I'm writing a scientific application in Python with a very processor-intensive loop at its core. I would like to optimise this as far as possible, at minimum inconvenience to end users, who will probably use it as an uncompiled collection of Python scripts, and will be using Windows, Mac, and (mainly Ubuntu) Linux.
It is currently written in Python with a dash of NumPy, and I've included the code below.
Is there a solution which would be reasonably fast which would not require compilation? This would seem to be the easiest way to maintain platform-independence.
If using something like Pyrex, which does require compilation, is there an easy way to bundle many modules and have Python choose between them depending on detected OS and Python version? Is there an easy way to build the collection of modules without needing access to every system with every version of Python?
Does one method lend itself particularly to multi-processor optimisation?
(If you're interested, the loop is to calculate the magnetic field at a given point inside a crystal by adding together the contributions of a large number of nearby magnetic ions, treated as tiny bar magnets.

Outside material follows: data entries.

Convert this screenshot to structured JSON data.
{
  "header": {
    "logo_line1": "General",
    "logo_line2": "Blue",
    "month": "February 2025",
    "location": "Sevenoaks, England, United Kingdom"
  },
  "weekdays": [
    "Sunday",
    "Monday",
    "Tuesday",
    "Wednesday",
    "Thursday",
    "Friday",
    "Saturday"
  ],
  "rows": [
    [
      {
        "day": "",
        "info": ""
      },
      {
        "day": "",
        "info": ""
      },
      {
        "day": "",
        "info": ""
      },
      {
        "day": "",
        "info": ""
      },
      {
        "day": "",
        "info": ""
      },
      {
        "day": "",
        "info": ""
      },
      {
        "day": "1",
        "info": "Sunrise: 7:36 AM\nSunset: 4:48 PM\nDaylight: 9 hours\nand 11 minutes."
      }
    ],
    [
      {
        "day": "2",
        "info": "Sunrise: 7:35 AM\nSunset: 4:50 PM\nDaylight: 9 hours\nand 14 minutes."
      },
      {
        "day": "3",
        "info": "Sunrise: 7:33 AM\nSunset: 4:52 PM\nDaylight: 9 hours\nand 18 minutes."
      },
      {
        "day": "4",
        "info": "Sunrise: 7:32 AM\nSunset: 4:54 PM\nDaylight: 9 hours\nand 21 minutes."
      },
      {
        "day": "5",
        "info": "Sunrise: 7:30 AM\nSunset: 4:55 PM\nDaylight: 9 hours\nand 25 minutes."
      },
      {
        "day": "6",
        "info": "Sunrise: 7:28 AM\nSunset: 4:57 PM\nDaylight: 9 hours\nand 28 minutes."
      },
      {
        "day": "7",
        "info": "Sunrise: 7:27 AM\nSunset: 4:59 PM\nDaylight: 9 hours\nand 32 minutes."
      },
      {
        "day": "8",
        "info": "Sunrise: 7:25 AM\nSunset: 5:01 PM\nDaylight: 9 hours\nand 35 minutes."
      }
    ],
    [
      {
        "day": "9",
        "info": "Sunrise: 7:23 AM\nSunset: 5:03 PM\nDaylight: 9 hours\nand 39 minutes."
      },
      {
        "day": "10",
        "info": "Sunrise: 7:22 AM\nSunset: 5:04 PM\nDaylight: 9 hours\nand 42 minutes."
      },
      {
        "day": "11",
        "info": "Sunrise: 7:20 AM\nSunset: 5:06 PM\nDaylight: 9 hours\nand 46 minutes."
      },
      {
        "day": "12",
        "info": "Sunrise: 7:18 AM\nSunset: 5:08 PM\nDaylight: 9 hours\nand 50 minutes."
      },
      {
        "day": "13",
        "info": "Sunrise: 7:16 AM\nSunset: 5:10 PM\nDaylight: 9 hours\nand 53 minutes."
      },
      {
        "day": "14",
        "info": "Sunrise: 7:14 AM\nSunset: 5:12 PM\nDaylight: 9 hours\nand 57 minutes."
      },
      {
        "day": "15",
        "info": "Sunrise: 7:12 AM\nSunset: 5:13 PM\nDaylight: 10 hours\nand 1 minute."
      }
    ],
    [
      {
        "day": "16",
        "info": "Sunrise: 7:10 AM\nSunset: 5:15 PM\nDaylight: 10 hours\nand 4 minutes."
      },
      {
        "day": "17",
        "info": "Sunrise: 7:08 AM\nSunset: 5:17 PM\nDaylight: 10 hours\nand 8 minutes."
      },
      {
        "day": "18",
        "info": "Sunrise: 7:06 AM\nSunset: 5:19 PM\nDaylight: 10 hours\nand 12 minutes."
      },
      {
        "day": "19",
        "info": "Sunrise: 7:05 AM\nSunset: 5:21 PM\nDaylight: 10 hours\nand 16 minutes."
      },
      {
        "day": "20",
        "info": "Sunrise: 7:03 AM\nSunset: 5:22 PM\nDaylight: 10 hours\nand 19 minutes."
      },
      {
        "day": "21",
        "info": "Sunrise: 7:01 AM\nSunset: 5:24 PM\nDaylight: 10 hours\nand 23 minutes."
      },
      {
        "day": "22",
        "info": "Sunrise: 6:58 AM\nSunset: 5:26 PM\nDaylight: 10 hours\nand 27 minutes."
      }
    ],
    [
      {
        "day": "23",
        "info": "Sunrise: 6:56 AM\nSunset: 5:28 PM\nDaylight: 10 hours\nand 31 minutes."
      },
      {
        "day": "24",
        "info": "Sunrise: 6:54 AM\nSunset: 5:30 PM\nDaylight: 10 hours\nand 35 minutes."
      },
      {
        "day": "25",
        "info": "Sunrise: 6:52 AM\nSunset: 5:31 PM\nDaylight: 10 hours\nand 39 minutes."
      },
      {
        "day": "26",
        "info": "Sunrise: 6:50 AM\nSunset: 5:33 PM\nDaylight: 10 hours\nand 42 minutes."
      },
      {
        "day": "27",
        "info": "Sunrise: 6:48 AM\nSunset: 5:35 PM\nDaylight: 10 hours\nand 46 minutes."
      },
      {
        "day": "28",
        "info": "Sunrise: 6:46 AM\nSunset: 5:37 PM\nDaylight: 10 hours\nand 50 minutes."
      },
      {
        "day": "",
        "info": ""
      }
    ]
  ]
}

Basically, a massive sum of these.)
# calculate_dipole
# -------------------------
# calculate_dipole works out the dipole field at a given point within the crystal unit cell
# ---
# INPUT
# mu = position at which to calculate the dipole field
# r_i = array of atomic positions
# mom_i = corresponding array of magnetic moments
# ---
# OUTPUT
# B = the B-field at this point
def calculate_dipole(mu, r_i, mom_i):
relative = mu - r_i
r_unit = unit_vectors(relative)
#4pi / mu0 (at the front of the dipole eqn)
A = 1e-7
#initalise dipole field
B = zeros(3,float)
for i in range(len(relative)):
#work out the dipole field and add it to the estimate so far
B += A*(3*dot(mom_i[i],r_unit[i])*r_unit[i] - mom_i[i]) / sqrt(dot(relative[i],relative[i]))**3
return B